Members of the Maine House didn't have to look far to find workers who have struggled under the state's unemployment benefit policies. In fact, some of those people were sitting right beside them.
"When I got laid off from my employment, I had 38-and-a-half years, I had a different circumstance than we're talking about today because we went through a federal bankruptcy. When I left, I got nothing -- nothing, men and women, not one penny," said state Rep. Herbert Clark, a Millinocket Democrat, who was among those House members involved in a 70-minute debate on a bill that would change the state's existing unemployment benefits law for workers with accrued vacation time who suddenly find themselves out of a job.
Current law requires workers in those situations to wait until the accrued time is exhausted before they can apply for unemployment benefits.

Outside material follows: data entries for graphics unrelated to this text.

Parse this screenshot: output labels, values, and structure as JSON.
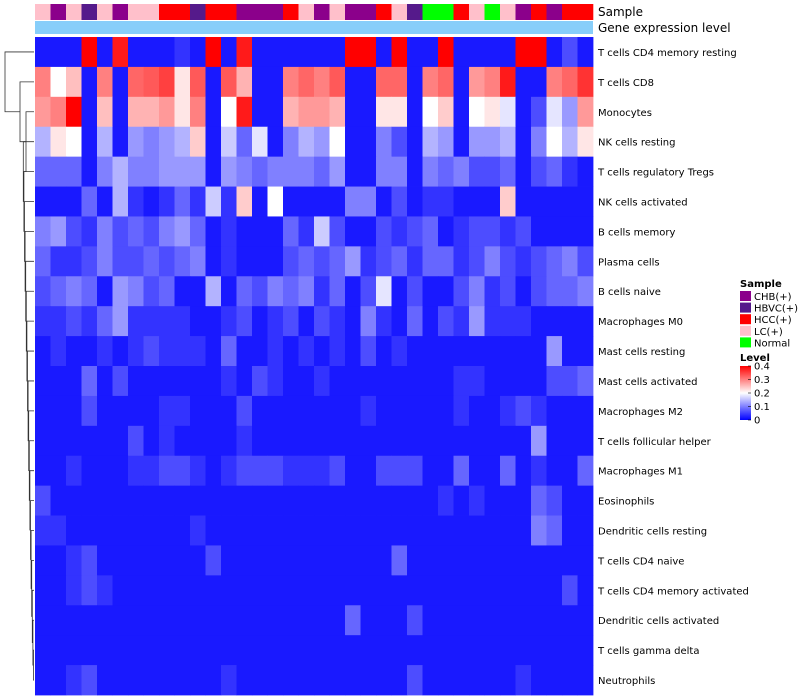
{
  "chart_data": {
    "type": "heatmap",
    "annotation_tracks": [
      {
        "name": "Sample"
      },
      {
        "name": "Gene expression level"
      }
    ],
    "sample_groups": [
      "LC(+)",
      "CHB(+)",
      "LC(+)",
      "HBVC(+)",
      "LC(+)",
      "CHB(+)",
      "LC(+)",
      "LC(+)",
      "HCC(+)",
      "HCC(+)",
      "HBVC(+)",
      "HCC(+)",
      "HCC(+)",
      "CHB(+)",
      "CHB(+)",
      "CHB(+)",
      "HCC(+)",
      "LC(+)",
      "CHB(+)",
      "LC(+)",
      "CHB(+)",
      "CHB(+)",
      "HCC(+)",
      "LC(+)",
      "HBVC(+)",
      "Normal",
      "Normal",
      "HCC(+)",
      "LC(+)",
      "Normal",
      "LC(+)",
      "CHB(+)",
      "HCC(+)",
      "CHB(+)",
      "HCC(+)",
      "HCC(+)"
    ],
    "expression_annotation_color": "#87cefa",
    "cell_types": [
      "T cells CD4 memory resting",
      "T cells CD8",
      "Monocytes",
      "NK cells resting",
      "T cells regulatory  Tregs",
      "NK cells activated",
      "B cells memory",
      "Plasma cells",
      "B cells naive",
      "Macrophages M0",
      "Mast cells resting",
      "Mast cells activated",
      "Macrophages M2",
      "T cells follicular helper",
      "Macrophages M1",
      "Eosinophils",
      "Dendritic cells resting",
      "T cells CD4 naive",
      "T cells CD4 memory activated",
      "Dendritic cells activated",
      "T cells gamma delta",
      "Neutrophils"
    ],
    "values": [
      [
        0.02,
        0.02,
        0.02,
        0.4,
        0.02,
        0.38,
        0.02,
        0.02,
        0.02,
        0.04,
        0.02,
        0.4,
        0.02,
        0.38,
        0.02,
        0.02,
        0.02,
        0.02,
        0.02,
        0.02,
        0.4,
        0.4,
        0.02,
        0.4,
        0.02,
        0.02,
        0.4,
        0.02,
        0.02,
        0.02,
        0.02,
        0.4,
        0.4,
        0.02,
        0.06,
        0.02
      ],
      [
        0.3,
        0.2,
        0.25,
        0.02,
        0.3,
        0.02,
        0.32,
        0.33,
        0.35,
        0.22,
        0.33,
        0.02,
        0.33,
        0.26,
        0.02,
        0.02,
        0.3,
        0.32,
        0.3,
        0.33,
        0.02,
        0.02,
        0.32,
        0.32,
        0.02,
        0.3,
        0.32,
        0.02,
        0.28,
        0.3,
        0.38,
        0.02,
        0.02,
        0.3,
        0.32,
        0.36
      ],
      [
        0.28,
        0.3,
        0.4,
        0.02,
        0.25,
        0.02,
        0.26,
        0.26,
        0.28,
        0.22,
        0.3,
        0.02,
        0.2,
        0.38,
        0.02,
        0.02,
        0.26,
        0.28,
        0.28,
        0.26,
        0.02,
        0.02,
        0.22,
        0.22,
        0.02,
        0.2,
        0.24,
        0.02,
        0.2,
        0.22,
        0.18,
        0.02,
        0.06,
        0.18,
        0.12,
        0.28
      ],
      [
        0.14,
        0.22,
        0.2,
        0.02,
        0.14,
        0.02,
        0.12,
        0.1,
        0.12,
        0.14,
        0.24,
        0.02,
        0.16,
        0.08,
        0.18,
        0.02,
        0.1,
        0.14,
        0.12,
        0.2,
        0.02,
        0.02,
        0.1,
        0.06,
        0.02,
        0.14,
        0.12,
        0.02,
        0.12,
        0.12,
        0.14,
        0.02,
        0.1,
        0.2,
        0.14,
        0.22
      ],
      [
        0.08,
        0.08,
        0.08,
        0.02,
        0.1,
        0.14,
        0.1,
        0.1,
        0.12,
        0.12,
        0.12,
        0.02,
        0.12,
        0.1,
        0.08,
        0.1,
        0.1,
        0.1,
        0.08,
        0.12,
        0.02,
        0.02,
        0.1,
        0.1,
        0.02,
        0.1,
        0.08,
        0.1,
        0.06,
        0.06,
        0.08,
        0.02,
        0.06,
        0.08,
        0.04,
        0.02
      ],
      [
        0.02,
        0.02,
        0.02,
        0.08,
        0.02,
        0.14,
        0.04,
        0.02,
        0.04,
        0.08,
        0.04,
        0.16,
        0.04,
        0.24,
        0.02,
        0.2,
        0.02,
        0.02,
        0.02,
        0.02,
        0.1,
        0.1,
        0.02,
        0.06,
        0.02,
        0.04,
        0.04,
        0.02,
        0.02,
        0.02,
        0.24,
        0.02,
        0.02,
        0.02,
        0.02,
        0.02
      ],
      [
        0.1,
        0.12,
        0.06,
        0.04,
        0.1,
        0.06,
        0.08,
        0.06,
        0.1,
        0.12,
        0.08,
        0.02,
        0.04,
        0.02,
        0.02,
        0.02,
        0.08,
        0.04,
        0.16,
        0.06,
        0.02,
        0.02,
        0.06,
        0.04,
        0.06,
        0.08,
        0.02,
        0.04,
        0.06,
        0.06,
        0.04,
        0.06,
        0.02,
        0.02,
        0.02,
        0.02
      ],
      [
        0.08,
        0.04,
        0.04,
        0.06,
        0.1,
        0.06,
        0.06,
        0.08,
        0.06,
        0.08,
        0.1,
        0.02,
        0.04,
        0.02,
        0.02,
        0.02,
        0.06,
        0.08,
        0.06,
        0.08,
        0.12,
        0.04,
        0.06,
        0.08,
        0.04,
        0.08,
        0.08,
        0.04,
        0.06,
        0.1,
        0.06,
        0.04,
        0.06,
        0.08,
        0.1,
        0.06
      ],
      [
        0.06,
        0.08,
        0.1,
        0.08,
        0.02,
        0.12,
        0.1,
        0.06,
        0.08,
        0.02,
        0.02,
        0.14,
        0.02,
        0.08,
        0.06,
        0.1,
        0.08,
        0.1,
        0.04,
        0.08,
        0.02,
        0.06,
        0.18,
        0.02,
        0.06,
        0.02,
        0.02,
        0.06,
        0.1,
        0.04,
        0.06,
        0.02,
        0.06,
        0.08,
        0.08,
        0.1
      ],
      [
        0.04,
        0.04,
        0.06,
        0.04,
        0.08,
        0.12,
        0.04,
        0.04,
        0.04,
        0.04,
        0.02,
        0.02,
        0.04,
        0.06,
        0.02,
        0.04,
        0.06,
        0.02,
        0.06,
        0.04,
        0.02,
        0.1,
        0.04,
        0.02,
        0.08,
        0.02,
        0.06,
        0.04,
        0.12,
        0.04,
        0.04,
        0.04,
        0.02,
        0.02,
        0.02,
        0.02
      ],
      [
        0.02,
        0.04,
        0.02,
        0.02,
        0.04,
        0.02,
        0.04,
        0.06,
        0.04,
        0.04,
        0.04,
        0.02,
        0.08,
        0.02,
        0.02,
        0.04,
        0.02,
        0.04,
        0.02,
        0.04,
        0.02,
        0.06,
        0.02,
        0.04,
        0.02,
        0.02,
        0.02,
        0.02,
        0.02,
        0.02,
        0.02,
        0.02,
        0.02,
        0.12,
        0.02,
        0.02
      ],
      [
        0.02,
        0.02,
        0.02,
        0.08,
        0.02,
        0.06,
        0.02,
        0.02,
        0.02,
        0.02,
        0.02,
        0.02,
        0.04,
        0.02,
        0.06,
        0.04,
        0.02,
        0.02,
        0.04,
        0.02,
        0.02,
        0.02,
        0.02,
        0.02,
        0.02,
        0.02,
        0.02,
        0.04,
        0.04,
        0.02,
        0.02,
        0.02,
        0.02,
        0.06,
        0.06,
        0.08
      ],
      [
        0.02,
        0.02,
        0.02,
        0.06,
        0.02,
        0.02,
        0.02,
        0.02,
        0.04,
        0.04,
        0.02,
        0.02,
        0.02,
        0.06,
        0.02,
        0.02,
        0.02,
        0.02,
        0.02,
        0.02,
        0.02,
        0.04,
        0.02,
        0.02,
        0.02,
        0.02,
        0.02,
        0.04,
        0.02,
        0.02,
        0.04,
        0.06,
        0.04,
        0.02,
        0.02,
        0.02
      ],
      [
        0.02,
        0.02,
        0.02,
        0.02,
        0.02,
        0.02,
        0.06,
        0.02,
        0.04,
        0.02,
        0.02,
        0.02,
        0.02,
        0.04,
        0.02,
        0.02,
        0.02,
        0.02,
        0.02,
        0.02,
        0.02,
        0.02,
        0.02,
        0.02,
        0.02,
        0.02,
        0.02,
        0.02,
        0.02,
        0.02,
        0.02,
        0.02,
        0.12,
        0.02,
        0.02,
        0.02
      ],
      [
        0.02,
        0.02,
        0.04,
        0.02,
        0.02,
        0.02,
        0.04,
        0.04,
        0.06,
        0.06,
        0.04,
        0.02,
        0.04,
        0.06,
        0.06,
        0.06,
        0.04,
        0.04,
        0.04,
        0.06,
        0.02,
        0.02,
        0.06,
        0.06,
        0.06,
        0.02,
        0.02,
        0.08,
        0.02,
        0.02,
        0.08,
        0.02,
        0.04,
        0.02,
        0.02,
        0.08
      ],
      [
        0.06,
        0.02,
        0.02,
        0.02,
        0.02,
        0.02,
        0.02,
        0.02,
        0.02,
        0.02,
        0.02,
        0.02,
        0.02,
        0.02,
        0.02,
        0.02,
        0.02,
        0.02,
        0.02,
        0.02,
        0.02,
        0.02,
        0.02,
        0.02,
        0.02,
        0.02,
        0.04,
        0.02,
        0.04,
        0.02,
        0.02,
        0.02,
        0.08,
        0.06,
        0.02,
        0.02
      ],
      [
        0.04,
        0.04,
        0.02,
        0.02,
        0.02,
        0.02,
        0.02,
        0.02,
        0.02,
        0.02,
        0.04,
        0.02,
        0.02,
        0.02,
        0.02,
        0.02,
        0.02,
        0.02,
        0.02,
        0.02,
        0.02,
        0.02,
        0.02,
        0.02,
        0.02,
        0.02,
        0.02,
        0.02,
        0.02,
        0.02,
        0.02,
        0.02,
        0.1,
        0.08,
        0.02,
        0.02
      ],
      [
        0.02,
        0.02,
        0.04,
        0.06,
        0.02,
        0.02,
        0.02,
        0.02,
        0.02,
        0.02,
        0.02,
        0.06,
        0.02,
        0.02,
        0.02,
        0.02,
        0.02,
        0.02,
        0.02,
        0.02,
        0.02,
        0.02,
        0.02,
        0.08,
        0.02,
        0.02,
        0.02,
        0.02,
        0.02,
        0.02,
        0.02,
        0.02,
        0.02,
        0.02,
        0.02,
        0.02
      ],
      [
        0.02,
        0.02,
        0.04,
        0.06,
        0.04,
        0.02,
        0.02,
        0.02,
        0.02,
        0.02,
        0.02,
        0.02,
        0.02,
        0.02,
        0.02,
        0.02,
        0.02,
        0.02,
        0.02,
        0.02,
        0.02,
        0.02,
        0.02,
        0.02,
        0.02,
        0.02,
        0.02,
        0.02,
        0.02,
        0.02,
        0.02,
        0.02,
        0.02,
        0.02,
        0.06,
        0.02
      ],
      [
        0.02,
        0.02,
        0.02,
        0.02,
        0.02,
        0.02,
        0.02,
        0.02,
        0.02,
        0.02,
        0.02,
        0.02,
        0.02,
        0.02,
        0.02,
        0.02,
        0.02,
        0.02,
        0.02,
        0.02,
        0.08,
        0.02,
        0.02,
        0.02,
        0.06,
        0.02,
        0.02,
        0.02,
        0.02,
        0.02,
        0.02,
        0.02,
        0.02,
        0.02,
        0.02,
        0.02
      ],
      [
        0.02,
        0.02,
        0.02,
        0.02,
        0.02,
        0.02,
        0.02,
        0.02,
        0.02,
        0.02,
        0.02,
        0.02,
        0.02,
        0.02,
        0.02,
        0.02,
        0.02,
        0.02,
        0.02,
        0.02,
        0.02,
        0.02,
        0.02,
        0.02,
        0.02,
        0.02,
        0.02,
        0.02,
        0.02,
        0.02,
        0.02,
        0.02,
        0.02,
        0.02,
        0.02,
        0.02
      ],
      [
        0.02,
        0.02,
        0.04,
        0.06,
        0.02,
        0.02,
        0.02,
        0.02,
        0.02,
        0.02,
        0.02,
        0.02,
        0.04,
        0.02,
        0.02,
        0.02,
        0.02,
        0.02,
        0.02,
        0.02,
        0.02,
        0.02,
        0.02,
        0.02,
        0.06,
        0.02,
        0.02,
        0.02,
        0.02,
        0.02,
        0.02,
        0.04,
        0.02,
        0.02,
        0.02,
        0.02
      ]
    ],
    "color_scale": {
      "min": 0,
      "mid": 0.2,
      "max": 0.4,
      "colors": [
        "#0000ff",
        "#ffffff",
        "#ff0000"
      ]
    },
    "legend": {
      "sample_title": "Sample",
      "sample_entries": [
        {
          "label": "CHB(+)",
          "color": "#8b008b"
        },
        {
          "label": "HBVC(+)",
          "color": "#551a8b"
        },
        {
          "label": "HCC(+)",
          "color": "#ff0000"
        },
        {
          "label": "LC(+)",
          "color": "#ffc0cb"
        },
        {
          "label": "Normal",
          "color": "#00ff00"
        }
      ],
      "level_title": "Level",
      "level_ticks": [
        {
          "value": 0.4,
          "label": "0.4"
        },
        {
          "value": 0.3,
          "label": "0.3"
        },
        {
          "value": 0.2,
          "label": "0.2"
        },
        {
          "value": 0.1,
          "label": "0.1"
        },
        {
          "value": 0,
          "label": "0"
        }
      ],
      "placement": "right"
    }
  }
}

In the state's paper mills, where veteran workers like Clark build up considerable vacation time, the laid-off employees might have to wait a month before they can apply for benefits.
Clark pointed to recent concessions by mill workers at the Fraser Paper Co. in Madawaska to emphasize the apparent double standard that those opposed to the vacation pay bill exhibited when it came to management bonuses.
"You've been reading a lot about Fraser Paper Company when they gave their chief executive officer bonus after bonus and the workers on the floor, to keep their jobs, gave up benefits, gave up vacations, gave up pay, gave up you-name-it and they gave it to keep their jobs," he said. "But I don't see nobody down here arguing about what happened to the big bonuses that were given out. But yet, let one worker ask for something and we know where you're coming from."
State Rep. Steven Butterfield, a Bangor Democrat, says that in lay-off situations, current unemployment benefit laws seem to reward workers who take their vacations at the expense of those who do not. "This essentially punishes people for being productive, for staying at work, for not taking vacation time, or even worse, you might have had a vacation plan, you could have said, you know, 'I'm taking the family to wherever you're going in a couple of months,' and then you lose your job and now you're on the hook."
"Please remember that this money is money that the employee has already earned," said state Rep. Anna Blodgett, an Augusta Democrat who reminded those opposed to the bill that the wait to apply for unemployment benefits only worsens the conditions for displaced workers. "Let's all know that unemployment lasts a lot longer than it used to," she said. "And I think we need to be sensitive to the fact that when somebody is laid off, they're certainly not going to make the money they did when they were working, they're going to be paid much, much less."
"I just want to remind everybody here that this does come with a price tag," said state Rep. James Hamper, an Oxford Republican, who said businesses would have to shoulder the costs of the vacation pay bill in the form of increased unemeployment insurance costs."That price tag to businesses is about another one percent increase in their U-I rates and it does come with a price tag to the state -- you look at the fiscal note at around $35,000."
David Clough is the state director for the National Federation of Independent Businesses. He says the bill's additional costs to businesses could result in more job losses. "Is it fair to employers to be jacking up the cost of unemployment compensation, which employers pay exclusively, at a time when we have 58,000 people unemployed and it's not clear how many years it will take us to create the jobs necessary to put those people back to work?" he asked.
The vacation pay bill passed 81-53 in the House with about 70 percent of the opposition coming from Republican members. The measure faces additional votes in the House and Senate.